Le PP reproche la perte de prestige international pour la politique de Sánchez au Moyen-Orient et son approche de la Chine et du Venezuela
Madrid, sept. (Europa Press) –
Le ministre des Affaires étrangères, l'Union européenne et la coopération, José Manuel Albares, a affirmé que le parti populaire prenait un poste concernant la situation dans la bande de Gaza et considère que la plupart des Espagnols soutiennent les mesures contre Israël annoncées par l'exécutif.
Ce mardi, lors de la session de contrôle au gouvernement au Sénat, le ministre a affirmé que « la grande majorité des Espagnols sont fiers des initiatives annoncées à la veille de Pedro Sánchez, parmi lesquelles l'embargo des armes par la loi et l'interdiction de pénétrer le territoire national aux dirigeants du gouvernement du Tel Aviv.
De son côté, le PP a reproché le ministre, qui considère une perte de prestige international d'Espagne pour ne pas avoir atteint les objectifs des dépenses de défense marqués par l'OTAN, approchant de la Chine et pratiquant la « complicité » avec le Venezuela de Nicolás Maduro.
« Le Hamas nous a même félicités, peu de temps avant de tuer un jeune espagnol », a déclaré le «populaire» le sénateur José Antonio Monago en référence à l'attaque de la veille de Jérusalem. « Il nous félicite le pire des pires de la scène internationale les meurtriers du Hamas, les Hutis, et non les démocraties consolidées, qui nous reléguent à une deuxième façon de non-pertinence internationale », a-t-il ajouté.
Politique étrangère au service « intérêt personnel »
Au contraire, Albares a défendu que jamais auparavant l'Espagne dans la démocratie n'a eu le poids international et l'influence du moment actuel et les initiatives lancées par Sanchez sont en faveur de la paix, des droits de l'homme et du droit international. « Où es-tu à Gaza?

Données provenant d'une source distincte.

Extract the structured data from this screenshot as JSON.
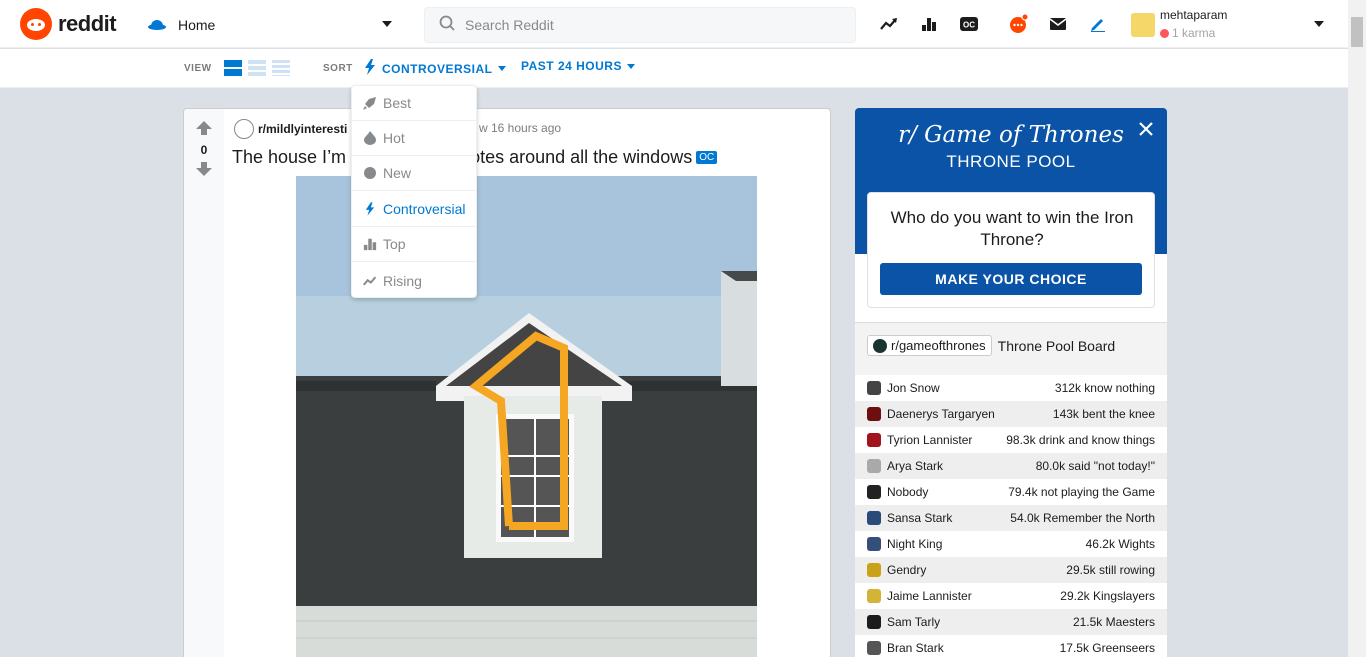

Où est ton âme et ton cœur à Gaza? »
Monago a reproduit que la politique étrangère de l'Espagne est dirigée par l'ancien président socialiste José Luis Rodríguez Zapatero et le président Sánchez et « pour leurs intérêts personnels ». Plus précisément, il dit que le chef de l'exécutif utilise la politique internationale pour « couvrir les scandales de corruption qui affectent son gouvernement et en particulier sa famille ».
Rifirrafe pour les prisonniers du Venezuela
Auparavant, lors de la séance de contrôle, Albares a maintenu un autre rifirrafe avec le PP-dans cette affaire avec le sénateur íñigo Fernández-on du compte des prisonniers espagnols qui restent dans les prisons vénézuéliennes.
Le parlementaire « populaire '' a interrogé le ministre des efforts qu'il a fait pour libérer des prisonniers espagnols, le reprochant à avancer « les intérêts particuliers de Zapatero avant la liberté et la vie des citoyens ».
Albares a reproduit que jusqu'à présent cette année, le gouvernement a réussi à libérer quinze prisonniers et, dans le cas spécifique de José María Basoa et Andrés Martínez Adasme, détenu il y a un an, il soutient qu'il fait « chaque semaine » pour atteindre sa libération.